Rubí rodó los ojos, pero la comisura de sus labios lo traicionó.
—Está bien, Casanova. Muéstrame qué compraste en la sex shop.
Leo rebuscó entre las bolsas y sacó dos trajes: uno de conejita con corset rosa, orejitas y todo, y otro de cuero oscuro con cinturones cruzados al estilo "dominante arrepentido".
—¿Un traje de coneja rosa? ¿En serio? —dijo Rubí entre carcajadas.
—Pensaba que sería para ti, pero... ahora que lo veo, creo que a mí también me quedaría bien —replicó Leo, poniéndose las orejitas sobre la cabeza con una sonrisa provocadora.

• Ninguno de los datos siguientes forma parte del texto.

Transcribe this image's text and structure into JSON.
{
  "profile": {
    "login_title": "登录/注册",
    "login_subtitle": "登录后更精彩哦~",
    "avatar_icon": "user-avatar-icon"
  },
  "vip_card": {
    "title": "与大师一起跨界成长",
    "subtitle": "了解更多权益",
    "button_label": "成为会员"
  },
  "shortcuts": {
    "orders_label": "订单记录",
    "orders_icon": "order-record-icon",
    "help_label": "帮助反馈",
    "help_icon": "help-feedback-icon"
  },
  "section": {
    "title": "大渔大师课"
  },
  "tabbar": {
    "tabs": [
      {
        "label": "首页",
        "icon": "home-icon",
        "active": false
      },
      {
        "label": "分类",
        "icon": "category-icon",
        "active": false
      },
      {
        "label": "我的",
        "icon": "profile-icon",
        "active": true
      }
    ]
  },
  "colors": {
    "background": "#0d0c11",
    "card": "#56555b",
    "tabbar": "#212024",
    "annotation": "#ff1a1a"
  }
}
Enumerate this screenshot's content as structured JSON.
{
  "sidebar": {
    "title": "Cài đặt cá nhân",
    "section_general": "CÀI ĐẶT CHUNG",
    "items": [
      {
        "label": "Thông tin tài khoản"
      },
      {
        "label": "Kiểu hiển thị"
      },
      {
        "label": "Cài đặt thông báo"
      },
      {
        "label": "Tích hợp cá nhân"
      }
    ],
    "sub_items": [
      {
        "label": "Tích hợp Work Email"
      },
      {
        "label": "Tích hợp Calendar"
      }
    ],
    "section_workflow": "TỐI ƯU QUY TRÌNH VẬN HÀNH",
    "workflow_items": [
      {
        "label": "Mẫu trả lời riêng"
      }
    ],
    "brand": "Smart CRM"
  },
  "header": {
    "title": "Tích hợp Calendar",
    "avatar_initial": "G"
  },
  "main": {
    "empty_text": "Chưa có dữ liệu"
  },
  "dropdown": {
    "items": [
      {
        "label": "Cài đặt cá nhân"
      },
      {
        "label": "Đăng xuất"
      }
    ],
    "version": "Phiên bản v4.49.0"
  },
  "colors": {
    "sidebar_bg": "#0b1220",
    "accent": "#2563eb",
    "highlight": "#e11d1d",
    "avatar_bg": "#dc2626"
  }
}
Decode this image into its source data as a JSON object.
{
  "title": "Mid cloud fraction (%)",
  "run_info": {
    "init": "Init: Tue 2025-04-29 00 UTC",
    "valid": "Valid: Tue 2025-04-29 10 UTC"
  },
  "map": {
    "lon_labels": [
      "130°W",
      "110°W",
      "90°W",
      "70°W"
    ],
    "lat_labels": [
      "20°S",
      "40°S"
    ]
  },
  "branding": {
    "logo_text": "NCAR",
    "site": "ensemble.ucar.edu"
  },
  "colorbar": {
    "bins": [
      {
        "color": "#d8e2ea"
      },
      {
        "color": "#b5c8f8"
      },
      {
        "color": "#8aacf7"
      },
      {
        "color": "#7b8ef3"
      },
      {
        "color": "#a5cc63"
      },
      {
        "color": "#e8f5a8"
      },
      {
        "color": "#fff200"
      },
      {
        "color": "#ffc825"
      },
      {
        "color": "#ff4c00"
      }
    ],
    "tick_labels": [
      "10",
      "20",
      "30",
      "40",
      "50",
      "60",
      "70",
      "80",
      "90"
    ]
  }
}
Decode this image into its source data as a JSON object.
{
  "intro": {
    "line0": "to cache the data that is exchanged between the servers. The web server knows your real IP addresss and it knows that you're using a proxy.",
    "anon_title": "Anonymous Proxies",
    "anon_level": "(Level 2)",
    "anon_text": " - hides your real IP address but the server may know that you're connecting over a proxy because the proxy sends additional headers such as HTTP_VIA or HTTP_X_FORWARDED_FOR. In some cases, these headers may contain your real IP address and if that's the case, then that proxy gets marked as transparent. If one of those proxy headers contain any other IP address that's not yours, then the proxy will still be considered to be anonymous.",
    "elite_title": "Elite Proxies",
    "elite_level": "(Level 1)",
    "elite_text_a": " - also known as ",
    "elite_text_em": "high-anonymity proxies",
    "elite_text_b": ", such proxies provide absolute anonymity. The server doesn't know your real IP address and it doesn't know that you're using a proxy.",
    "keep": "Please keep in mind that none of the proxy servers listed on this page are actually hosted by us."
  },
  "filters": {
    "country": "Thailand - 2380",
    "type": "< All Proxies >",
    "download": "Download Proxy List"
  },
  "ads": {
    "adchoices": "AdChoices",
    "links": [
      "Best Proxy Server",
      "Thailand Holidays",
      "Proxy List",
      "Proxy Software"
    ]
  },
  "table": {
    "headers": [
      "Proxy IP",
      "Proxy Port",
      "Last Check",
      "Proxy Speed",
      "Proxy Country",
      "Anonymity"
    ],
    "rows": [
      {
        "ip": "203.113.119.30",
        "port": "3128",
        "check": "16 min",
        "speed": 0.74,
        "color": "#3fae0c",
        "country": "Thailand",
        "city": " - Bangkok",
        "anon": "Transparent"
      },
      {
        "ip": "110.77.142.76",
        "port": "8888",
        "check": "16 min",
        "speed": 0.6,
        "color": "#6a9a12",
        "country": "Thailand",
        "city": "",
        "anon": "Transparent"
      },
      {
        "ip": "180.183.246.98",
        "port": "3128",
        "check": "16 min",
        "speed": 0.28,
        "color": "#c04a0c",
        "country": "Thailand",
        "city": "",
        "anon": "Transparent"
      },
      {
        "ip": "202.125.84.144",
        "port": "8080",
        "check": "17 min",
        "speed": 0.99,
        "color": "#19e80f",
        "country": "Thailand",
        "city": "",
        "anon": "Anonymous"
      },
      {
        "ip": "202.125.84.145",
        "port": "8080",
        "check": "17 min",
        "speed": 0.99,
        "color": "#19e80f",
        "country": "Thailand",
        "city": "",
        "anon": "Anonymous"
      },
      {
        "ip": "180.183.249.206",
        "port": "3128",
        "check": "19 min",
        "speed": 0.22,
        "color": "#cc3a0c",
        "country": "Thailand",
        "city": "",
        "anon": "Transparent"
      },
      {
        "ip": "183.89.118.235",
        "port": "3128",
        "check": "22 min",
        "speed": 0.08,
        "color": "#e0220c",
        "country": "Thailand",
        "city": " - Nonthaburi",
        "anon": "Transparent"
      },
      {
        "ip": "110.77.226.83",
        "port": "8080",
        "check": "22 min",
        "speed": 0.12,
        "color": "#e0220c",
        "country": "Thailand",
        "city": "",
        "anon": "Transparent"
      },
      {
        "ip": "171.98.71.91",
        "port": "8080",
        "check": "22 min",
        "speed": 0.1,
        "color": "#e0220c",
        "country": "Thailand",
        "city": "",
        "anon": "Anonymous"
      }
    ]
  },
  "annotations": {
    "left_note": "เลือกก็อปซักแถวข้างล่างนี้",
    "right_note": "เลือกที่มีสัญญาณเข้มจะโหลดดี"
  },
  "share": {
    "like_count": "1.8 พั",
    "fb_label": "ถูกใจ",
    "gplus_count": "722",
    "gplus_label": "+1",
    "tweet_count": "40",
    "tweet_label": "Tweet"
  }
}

Rubí lo miró, tragó el último bocado de su brownie y levantó la copa.
—Desvístete. Aquí. Ahora.
Leo parpadeó, pero la sonrisa no se le borró.
—¿Aquí?
—¿O quieres que saque yo las esposas?
Leo obedeció sin perder el humor. Se quitó la camisa lentamente, exagerando como si estuviera en una pasarela privada, mientras Rubí le lanzaba palomitas imaginarias.
—Ahora ponte el traje. El rosa. Quiero ver cómo le queda al gran león del mundo financiero.
Leo lo hizo sin chistar. El corset rosa le quedaba sorprendentemente bien. Demasiado bien. Las orejitas se tambaleaban sobre su cabello y las medias blancas con encaje completaban el cuadro más absurdo y encantador del universo.
—Te ves... divino. Como una diosa coneja enviada por los dioses del placer para hacerme reír y suspirar —dijo Rubí, poniéndose de pie con la otra bolsa misteriosa en mano.
Se acercó, tomándolo suavemente de la correa del collar que venía incluido.
—Ahora, mi pequeño conejito, a gatear hasta la habitación.
Leo lo miró, incrédulo por un segundo, pero luego soltó una risita y obedeció, avanzando en cuatro patas por el pasillo mientras Rubí lo guiaba con la misma elegancia con la que dirigiría un desfile de alta costura.
Ya en la habitación, Rubí lo hizo sentarse en la cama.
—Ahora desabróchame —ordenó con voz suave.
Leo, cuidadoso, comenzó a quitarle la camisa, sin tocar más de lo debido, como se le había advertido. Luego el pantalón. Rubí lo observaba con intensidad, pero también con ternura.
—Ahora, vísteme. Quiero saber cómo se siente ser tu conejita.
Leo sacó el corset, esta vez negro con detalles plateados, y lo ayudó a ponerse el conjunto con una delicadeza casi reverencial.
—No me toques de más —susurró Rubí, divertido pero firme.
—Nunca sin permiso, mi amor.
Cuando Rubí estuvo completamente listo, se miró al espejo y sonrió. Imponente, como siempre. Sensual, como nunca.
—Ahora... ponte las esposas. Y átate al espaldar.
Leo lo hizo sin protestar. Mientras lo ajustaba, sus ojos no se apartaban de los de Rubí.
—¿Y ahora qué harás conmigo? —preguntó, entre jadeo y broma.
Rubí se sentó a su lado, tomó su barbilla y lo besó con ternura, no con fuego. Con amor, no con urgencia.
—Ahora... solo quiero verte ahí. Tranquilo. Sin secretos, sin espías. Solo tú y yo.
Leo tragó saliva, conmovido por la calma en sus palabras.
—¿Me perdonas?
Rubí asintió.
—Te perdono... porque luces ridículamente sexy en ese traje rosa. Pero que no se repita.
Leo sonrió, aún esposado, y le guiñó un ojo.
—Trato hecho. Aunque por ti, puedo ser un conejito vigilado de por vida.
—Bien dicho.
—Aún no me dices si hoy mismo te mudaras conmigo.
—Eso mi querido conejito está en veremos.